I know that death isn’t something that many people talk about openly. It makes us uncomfortable, and I really don’t understand why the western world is so challenged by mortality.
We’ll talk about fictional deaths—beloved characters in books or TV shows. We’ll talk about political, religious, and/or societal deaths—murders, mass traumas, cover-ups, and so on. We have a deep curiosity with morbidity. How else do you explain the 16 different versions of CSI or the popularity of serial killers in podcasts and documentaries? But when it comes to our own death, that’s rarely discussed.
I don’t particularly enjoy thinking about dying. But I’m a chronic planner, so why wouldn’t I try to Type-A my own death?
I’ve already given a lot of thought about what will happen to my body after I die. After-death planning seems somewhat easier than giving thought to the dying process itself. I recently found myself in a discussion about this very topic with a friend. We were talking about the various ways we didn’t want to die. She later told me about a conversation she had with a friend who described her “ideal death”.
I couldn’t get past that phrasing. My ideal death. It’s not something you hear very often. But it got me thinking about what my ideal death would be. Obviously, if I had it my way, I’d go peacefully in my sleep after every item on my bucket list was checked off, and my family and friends had the closure they needed in order to celebrate my life and not mourn my death.
The chances of that happening, however, are slim. Working at the morgue has made it painfully obvious that death comes when it wants to. It doesn’t care about your schedule. Didn’t change your underwear today? Finally got tickets to Hamilton? Death doesn’t give a fuck.
It’s random. It’s inconvenient. It’s painful as hell. Not necessarily for you (although maybe) but definitely for your loved ones. One thing death is not is spiteful. Just promoted? Well, you’re way too happy so obviously you have to die now. Nope. That’s not how death works. I don’t know how it works, but I like to think that we’re not being punished for being happy.
Death is not a punishment. It isn’t a consequence for doing something wrong or failing. Well, I suppose that’s arguable if the thing you’re doing is skydiving without a parachute. And, actually, death is punishment in the eyes of the justice system. So this post is riddled with lies and contradictions. I know nothing. Except that we’re all going to die. Spoiler alert.
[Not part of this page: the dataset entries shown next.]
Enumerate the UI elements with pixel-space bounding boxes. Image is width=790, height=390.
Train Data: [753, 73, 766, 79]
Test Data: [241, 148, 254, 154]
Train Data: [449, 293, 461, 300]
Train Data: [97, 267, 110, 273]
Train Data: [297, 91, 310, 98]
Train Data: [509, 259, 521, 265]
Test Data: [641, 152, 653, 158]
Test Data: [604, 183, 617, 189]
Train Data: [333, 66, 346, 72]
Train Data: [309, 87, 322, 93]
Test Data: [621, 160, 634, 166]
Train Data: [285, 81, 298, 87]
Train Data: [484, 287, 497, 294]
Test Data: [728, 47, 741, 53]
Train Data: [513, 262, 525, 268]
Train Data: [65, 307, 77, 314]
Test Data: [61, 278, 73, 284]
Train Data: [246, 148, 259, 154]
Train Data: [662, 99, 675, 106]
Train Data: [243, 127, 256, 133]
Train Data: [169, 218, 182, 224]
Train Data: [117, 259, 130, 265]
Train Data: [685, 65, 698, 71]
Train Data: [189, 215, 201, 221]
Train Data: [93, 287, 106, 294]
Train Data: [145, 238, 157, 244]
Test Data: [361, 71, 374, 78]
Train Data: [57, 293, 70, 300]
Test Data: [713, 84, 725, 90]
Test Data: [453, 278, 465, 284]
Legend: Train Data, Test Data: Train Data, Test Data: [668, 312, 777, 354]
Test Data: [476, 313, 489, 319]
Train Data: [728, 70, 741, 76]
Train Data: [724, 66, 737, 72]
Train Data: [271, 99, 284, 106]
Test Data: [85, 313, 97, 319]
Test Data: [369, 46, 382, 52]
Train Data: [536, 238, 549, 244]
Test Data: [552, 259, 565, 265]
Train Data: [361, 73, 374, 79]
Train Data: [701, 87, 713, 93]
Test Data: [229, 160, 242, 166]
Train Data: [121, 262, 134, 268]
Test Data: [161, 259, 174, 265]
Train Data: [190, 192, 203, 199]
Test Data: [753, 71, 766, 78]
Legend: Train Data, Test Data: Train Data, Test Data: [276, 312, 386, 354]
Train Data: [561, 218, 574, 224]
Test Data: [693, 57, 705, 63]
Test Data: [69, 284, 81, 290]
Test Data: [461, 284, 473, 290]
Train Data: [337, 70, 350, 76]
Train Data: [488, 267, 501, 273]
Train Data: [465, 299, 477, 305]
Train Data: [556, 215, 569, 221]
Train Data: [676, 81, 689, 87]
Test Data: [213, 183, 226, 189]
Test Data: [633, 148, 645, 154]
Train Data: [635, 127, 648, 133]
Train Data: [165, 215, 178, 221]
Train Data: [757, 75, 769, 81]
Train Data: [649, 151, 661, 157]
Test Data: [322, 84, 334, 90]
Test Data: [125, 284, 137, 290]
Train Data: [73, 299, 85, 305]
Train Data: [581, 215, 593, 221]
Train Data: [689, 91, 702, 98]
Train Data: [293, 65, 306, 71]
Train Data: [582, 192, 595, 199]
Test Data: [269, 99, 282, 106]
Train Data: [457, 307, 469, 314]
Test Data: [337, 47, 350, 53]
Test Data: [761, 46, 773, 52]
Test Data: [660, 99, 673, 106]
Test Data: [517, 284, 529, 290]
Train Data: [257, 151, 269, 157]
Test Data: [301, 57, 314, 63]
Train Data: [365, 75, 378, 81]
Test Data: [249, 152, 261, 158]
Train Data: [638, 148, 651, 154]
Anyway, going back to that earlier conversation with a friend about ideal deaths. Working in a morgue, I’ve been exposed to a lot of different ways to die. Burned. Crushed. Shot. Run over. Stabbed. Bludgeoned. Overdosed. Hung. Froze. Drowned. Decapitated. Suffocated. Jumped. Fell. The list goes on. But the fact of the matter is, we don’t get to choose how we die.
That’s just off the top of my head! I think we all need to practice using the words “death,” “dying,” “died,” and “dead”. I’m not trying to push mortality on you, but I think it’d help ease us into being more comfortable talking about it if we can actually say the words. End tangent.
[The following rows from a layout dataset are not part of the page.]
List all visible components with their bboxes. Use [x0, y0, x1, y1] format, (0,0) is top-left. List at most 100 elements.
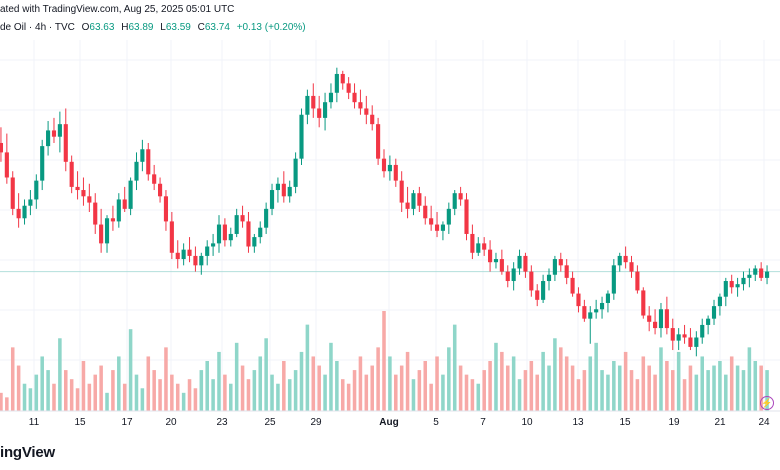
volume-bar	[411, 379, 416, 411]
candle	[429, 205, 434, 231]
volume-bar	[388, 356, 392, 411]
candle	[46, 121, 51, 156]
candle-body	[393, 164, 398, 181]
candle-body	[440, 224, 445, 231]
ohlc-legend: de Oil · 4h · TVC O63.63 H63.89 L63.59 C…	[0, 22, 310, 33]
candle	[81, 177, 86, 206]
volume-bar	[505, 365, 510, 411]
candle	[258, 221, 263, 244]
candle-body	[588, 312, 593, 319]
candle	[588, 306, 593, 344]
volume-bar	[671, 370, 675, 411]
volume-bar	[10, 347, 15, 411]
candle	[146, 142, 151, 181]
candle-body	[69, 161, 74, 187]
volume-bar	[358, 356, 363, 411]
candle-body	[234, 215, 239, 234]
candle	[617, 252, 622, 272]
candle-body	[281, 183, 286, 197]
volume-bar	[582, 370, 587, 411]
close-value: 63.74	[204, 22, 230, 33]
candle-body	[134, 161, 139, 181]
time-axis-label: 15	[74, 417, 86, 428]
symbol-label[interactable]: de Oil · 4h · TVC	[0, 22, 75, 33]
candle	[99, 208, 104, 253]
candle-body	[594, 309, 599, 313]
time-axis-label: 19	[668, 417, 680, 428]
volume-bar	[346, 383, 351, 411]
candle	[152, 164, 157, 191]
volume-bar	[635, 379, 640, 411]
volume-bar	[16, 365, 21, 411]
volume-bar	[93, 374, 98, 411]
candle	[87, 183, 92, 212]
volume-bar	[659, 347, 663, 411]
candle	[287, 180, 292, 203]
candle-body	[759, 268, 764, 278]
candle-body	[28, 199, 33, 206]
candle	[635, 265, 640, 294]
candle-body	[57, 124, 62, 137]
candle-body	[629, 262, 634, 272]
volume-bar	[229, 383, 233, 411]
volume-bar	[688, 365, 693, 411]
candle-body	[51, 130, 57, 137]
volume-bar	[429, 383, 433, 411]
volume-bar	[517, 379, 522, 411]
volume-bar	[46, 370, 50, 411]
candle-body	[240, 215, 245, 222]
volume-bar	[258, 356, 263, 411]
candle	[611, 259, 616, 300]
candle	[0, 127, 4, 162]
volume-bar	[335, 361, 339, 411]
candle-body	[99, 224, 104, 244]
candle-body	[729, 281, 734, 288]
time-axis-label: 21	[714, 417, 726, 428]
volume-bar	[240, 365, 245, 411]
time-axis-label: 17	[121, 417, 133, 428]
time-axis[interactable]: 11 15 17 20 23 25 29 Aug 5 7 10 13 15 19 21 24	[29, 417, 770, 428]
candle	[517, 249, 522, 275]
candle	[228, 227, 233, 247]
candle	[670, 318, 675, 351]
candle-body	[364, 108, 369, 115]
time-axis-label: 10	[521, 417, 533, 428]
candle-body	[299, 114, 304, 159]
candle-body	[293, 158, 298, 187]
candle	[187, 237, 192, 263]
candle	[476, 237, 481, 256]
candle-body	[376, 124, 381, 159]
candle-body	[647, 315, 652, 322]
volume-bar	[706, 370, 710, 411]
volume-bar	[323, 374, 327, 411]
volume-bar	[81, 361, 86, 411]
volume-bar	[64, 370, 68, 411]
candle	[393, 158, 398, 187]
volume-bar	[146, 356, 151, 411]
candle-body	[252, 237, 257, 247]
candle-body	[529, 271, 534, 291]
lightning-icon[interactable]: ⚡	[760, 396, 774, 410]
volume-bar	[535, 374, 539, 411]
candle-body	[658, 309, 664, 329]
candle	[653, 309, 658, 335]
volume-bar	[735, 365, 740, 411]
time-axis-label: 13	[572, 417, 584, 428]
candle	[275, 177, 280, 203]
volume-bar	[600, 370, 604, 411]
volume-bar	[724, 374, 728, 411]
volume-bar	[665, 361, 669, 411]
candle	[40, 139, 45, 191]
candle-body	[570, 277, 575, 294]
candle	[464, 193, 469, 241]
candle-body	[505, 271, 510, 282]
volume-bar	[329, 342, 333, 411]
volume-bar	[370, 365, 374, 411]
candle-body	[181, 249, 186, 260]
volume-bar	[694, 374, 699, 411]
candle-body	[700, 324, 705, 338]
candle-body	[764, 271, 770, 278]
candle	[293, 152, 298, 194]
candle-body	[670, 328, 675, 341]
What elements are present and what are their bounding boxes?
Anyway. Ideal death. In the event that I don’t get my wish and I don’t die peacefully in my sleep, I have one request: Please, please, please don’t let me die on the toilet.
I’ve had about a dozen cases since starting in the morgue that involved toilet deaths. They’re more common than I thought. They’re not pleasant for anyone involved. And hey, everybody poops. That’s not the issue here. I’d like to die with some dignity and not with my pants around my ankles.
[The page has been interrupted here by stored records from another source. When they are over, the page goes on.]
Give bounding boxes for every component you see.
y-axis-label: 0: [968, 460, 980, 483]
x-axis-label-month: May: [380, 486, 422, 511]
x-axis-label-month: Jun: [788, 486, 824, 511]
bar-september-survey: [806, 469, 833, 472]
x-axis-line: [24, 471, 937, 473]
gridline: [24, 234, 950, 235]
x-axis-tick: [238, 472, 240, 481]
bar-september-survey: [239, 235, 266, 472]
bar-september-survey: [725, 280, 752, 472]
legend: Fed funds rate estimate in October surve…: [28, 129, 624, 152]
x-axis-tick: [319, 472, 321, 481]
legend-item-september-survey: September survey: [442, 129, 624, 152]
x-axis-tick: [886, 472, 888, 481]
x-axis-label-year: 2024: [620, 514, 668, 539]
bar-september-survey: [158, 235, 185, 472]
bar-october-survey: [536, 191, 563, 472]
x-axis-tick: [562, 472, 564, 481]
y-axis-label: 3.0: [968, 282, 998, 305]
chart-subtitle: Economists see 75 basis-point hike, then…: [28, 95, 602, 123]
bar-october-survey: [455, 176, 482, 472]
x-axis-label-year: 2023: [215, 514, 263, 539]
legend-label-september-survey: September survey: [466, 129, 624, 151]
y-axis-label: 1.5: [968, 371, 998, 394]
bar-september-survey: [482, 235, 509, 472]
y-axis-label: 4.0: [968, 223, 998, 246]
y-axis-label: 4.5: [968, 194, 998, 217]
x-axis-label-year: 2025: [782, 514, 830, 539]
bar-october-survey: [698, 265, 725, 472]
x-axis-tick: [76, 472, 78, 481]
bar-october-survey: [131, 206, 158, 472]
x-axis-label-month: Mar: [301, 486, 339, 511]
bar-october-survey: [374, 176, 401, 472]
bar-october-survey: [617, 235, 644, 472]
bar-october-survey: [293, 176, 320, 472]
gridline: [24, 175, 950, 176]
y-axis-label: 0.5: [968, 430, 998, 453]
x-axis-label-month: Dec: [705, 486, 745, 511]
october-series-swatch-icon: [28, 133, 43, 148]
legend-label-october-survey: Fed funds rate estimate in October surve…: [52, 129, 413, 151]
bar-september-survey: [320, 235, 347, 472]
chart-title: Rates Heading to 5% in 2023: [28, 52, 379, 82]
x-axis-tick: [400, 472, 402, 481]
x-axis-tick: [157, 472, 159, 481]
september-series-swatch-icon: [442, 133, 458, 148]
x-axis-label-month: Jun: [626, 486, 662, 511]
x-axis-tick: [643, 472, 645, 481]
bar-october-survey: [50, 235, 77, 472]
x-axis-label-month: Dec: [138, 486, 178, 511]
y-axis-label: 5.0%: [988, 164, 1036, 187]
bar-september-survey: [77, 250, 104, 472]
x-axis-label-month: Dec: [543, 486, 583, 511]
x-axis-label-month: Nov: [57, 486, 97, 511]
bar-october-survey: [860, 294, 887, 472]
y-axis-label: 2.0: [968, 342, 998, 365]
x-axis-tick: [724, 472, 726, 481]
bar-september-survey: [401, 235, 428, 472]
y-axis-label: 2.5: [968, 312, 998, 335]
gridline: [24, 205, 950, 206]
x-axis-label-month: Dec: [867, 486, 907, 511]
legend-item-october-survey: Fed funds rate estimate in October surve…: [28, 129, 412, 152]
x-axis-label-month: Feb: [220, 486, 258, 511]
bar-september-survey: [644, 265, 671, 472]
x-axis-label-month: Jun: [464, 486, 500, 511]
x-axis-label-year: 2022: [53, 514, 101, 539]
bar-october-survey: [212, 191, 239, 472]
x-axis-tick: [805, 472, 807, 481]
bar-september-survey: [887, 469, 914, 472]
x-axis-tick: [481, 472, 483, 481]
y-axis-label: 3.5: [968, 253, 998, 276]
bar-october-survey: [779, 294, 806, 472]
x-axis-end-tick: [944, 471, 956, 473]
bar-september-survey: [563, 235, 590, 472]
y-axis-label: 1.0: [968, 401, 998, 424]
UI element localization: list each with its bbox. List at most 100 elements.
The nature in which you die almost seems to validate your death. At the very least it has some influence over how people respond to your death. Died saving someone? Died in the line of duty? Died due to a freak accident? I guarantee it’ll help soften the blow. “She died doing what she loves.” “She died so another could live.” “They lived a long life.” “They’re with *insert loved one’s name here* now.”
Die while on the toilet? There’s nothing noble or heroic about a toilet death. No one says that you died doing what you loved. I promise you that every person, upon finding out someone they know died on a toilet, thinks “ew”. Then they’ll picture it. They won’t want to, but inevitably it’ll come. And for a moment, they’re embarrassed for you.
No thank you.
Thinking about toilet deaths has made me more aware of how much time I spend in the bathroom. Thanks to smartphones, number twos take longer than they use to. IF we were to add up all the time we spend on the toilet, I think we’d find that death has ample opportunity to strike us down.